Голова вдов; но у него живет в доме свояченица, которая варит обедать и ужинать, моет лавки, белит хату, прядет ему на рубашки и заведывает всем домом. На селе поговаривают, будто она совсем ему не родственница; но мы уже видели, что у головы много недоброжелателей, которые рады распускать всякую клевету. Впрочем, может быть, к этому подало повод и то, что свояченице всегда не нравилось, если голова заходил в поле, усеянное жницами, или к козаку, у которого была молодая дочка. Голова крив; но зато одинокий глаз его злодей и далеко может увидеть хорошенькую поселянку. Не прежде, однако ж, он наведет его на смазливое личико, пока не обсмотрится хорошенько, не глядит ли откуда свояченица. Но мы почти все уже рассказали, что нужно, о голове; а пьяный Каленик не добрался еще и до половины дороги и долго еще угощал голову всеми отборными словами, какие могли только вспасть на лениво и несвязно поворачивавшийся язык его.

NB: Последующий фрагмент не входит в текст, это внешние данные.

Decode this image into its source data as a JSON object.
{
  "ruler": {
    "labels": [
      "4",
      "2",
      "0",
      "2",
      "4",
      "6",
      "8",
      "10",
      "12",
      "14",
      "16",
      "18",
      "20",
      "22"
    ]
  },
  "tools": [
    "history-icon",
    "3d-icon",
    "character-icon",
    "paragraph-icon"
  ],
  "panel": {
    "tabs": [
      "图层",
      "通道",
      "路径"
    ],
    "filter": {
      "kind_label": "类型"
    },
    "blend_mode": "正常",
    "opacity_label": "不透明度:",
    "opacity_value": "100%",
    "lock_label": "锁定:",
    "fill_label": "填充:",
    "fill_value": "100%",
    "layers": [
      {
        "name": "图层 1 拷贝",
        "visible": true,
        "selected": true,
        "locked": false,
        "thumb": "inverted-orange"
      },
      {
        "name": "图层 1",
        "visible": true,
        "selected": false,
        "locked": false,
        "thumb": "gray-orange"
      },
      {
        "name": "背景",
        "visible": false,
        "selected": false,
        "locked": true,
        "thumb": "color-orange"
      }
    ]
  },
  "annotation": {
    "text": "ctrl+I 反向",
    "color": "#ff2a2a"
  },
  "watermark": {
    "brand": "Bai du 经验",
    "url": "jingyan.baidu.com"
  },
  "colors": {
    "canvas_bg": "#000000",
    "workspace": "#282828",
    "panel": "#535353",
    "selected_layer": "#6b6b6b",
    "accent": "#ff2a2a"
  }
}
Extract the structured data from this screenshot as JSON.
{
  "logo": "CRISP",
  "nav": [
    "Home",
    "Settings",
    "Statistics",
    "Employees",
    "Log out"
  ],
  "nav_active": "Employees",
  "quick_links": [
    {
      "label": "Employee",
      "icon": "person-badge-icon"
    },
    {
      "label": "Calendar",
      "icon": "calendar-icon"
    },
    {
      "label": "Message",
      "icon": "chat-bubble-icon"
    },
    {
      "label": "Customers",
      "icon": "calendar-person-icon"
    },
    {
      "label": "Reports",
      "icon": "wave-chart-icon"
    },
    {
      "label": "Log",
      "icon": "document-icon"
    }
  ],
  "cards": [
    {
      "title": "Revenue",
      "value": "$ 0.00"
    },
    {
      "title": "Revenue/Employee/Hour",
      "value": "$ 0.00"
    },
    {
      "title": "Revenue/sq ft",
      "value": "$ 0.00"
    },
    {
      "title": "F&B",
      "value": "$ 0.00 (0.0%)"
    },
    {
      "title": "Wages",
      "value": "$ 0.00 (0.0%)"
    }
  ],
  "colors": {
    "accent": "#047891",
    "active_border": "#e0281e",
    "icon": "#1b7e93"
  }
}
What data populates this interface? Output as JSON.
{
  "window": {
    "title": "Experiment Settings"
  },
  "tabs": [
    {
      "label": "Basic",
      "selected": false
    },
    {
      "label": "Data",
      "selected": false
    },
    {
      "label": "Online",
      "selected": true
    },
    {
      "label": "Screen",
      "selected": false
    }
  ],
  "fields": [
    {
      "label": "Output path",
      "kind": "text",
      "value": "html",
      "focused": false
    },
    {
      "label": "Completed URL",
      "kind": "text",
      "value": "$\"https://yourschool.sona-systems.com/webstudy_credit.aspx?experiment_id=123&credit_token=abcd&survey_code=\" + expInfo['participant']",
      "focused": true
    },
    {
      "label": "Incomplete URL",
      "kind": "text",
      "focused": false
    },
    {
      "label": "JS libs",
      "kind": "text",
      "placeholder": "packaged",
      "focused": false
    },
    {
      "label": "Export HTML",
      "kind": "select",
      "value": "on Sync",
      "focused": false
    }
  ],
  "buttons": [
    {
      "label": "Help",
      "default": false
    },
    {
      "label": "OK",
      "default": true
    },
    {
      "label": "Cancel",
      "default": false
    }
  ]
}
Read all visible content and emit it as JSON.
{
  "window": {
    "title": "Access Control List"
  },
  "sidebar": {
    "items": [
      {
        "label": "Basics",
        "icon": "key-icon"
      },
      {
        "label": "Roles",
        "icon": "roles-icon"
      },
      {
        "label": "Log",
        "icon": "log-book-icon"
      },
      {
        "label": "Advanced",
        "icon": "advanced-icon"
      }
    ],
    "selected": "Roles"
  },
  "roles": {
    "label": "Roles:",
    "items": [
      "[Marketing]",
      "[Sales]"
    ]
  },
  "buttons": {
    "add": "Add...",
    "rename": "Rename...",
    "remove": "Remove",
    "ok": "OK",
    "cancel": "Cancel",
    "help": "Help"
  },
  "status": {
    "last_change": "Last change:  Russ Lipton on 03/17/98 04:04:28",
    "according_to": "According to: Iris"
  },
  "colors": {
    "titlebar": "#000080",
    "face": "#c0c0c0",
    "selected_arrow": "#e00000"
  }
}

– Нет, хлопцы, нет, не хочу! Что за разгулье такое! Как вам не надоест повесничать? И без того уже прослыли мы Бог знает какими буянами. Ложитесь лучше спать! – Так говорил Левко разгульным товарищам своим, подговаривавшим его на новые проказы. – Прощайте, братцы! покойная вам ночь! – и быстрыми шагами шел от них по улице.
«Спит ли моя ясноокая Ганна?» – думал он, подходя к знакомой нам хате с вишневыми деревьями. Среди тишины послышался тихий говор. Левко остановился. Между деревьями забелела рубашка… «Что это значит?» – подумал он и, подкравшись поближе, спрятался за дерево. При свете месяца блистало лицо стоявшей перед ним девушки… Это Ганна! Но кто же этот высокий человек, стоявший к нему спиною? Напрасно обсматривал он: тень покрывала его с ног до головы. Спереди только он был освещен немного; но малейший шаг вперед Левка уже подвергал его неприятности быть открытым. Тихо прислонившись к дереву, решился он остаться на месте. Девушка ясно выговорила его имя.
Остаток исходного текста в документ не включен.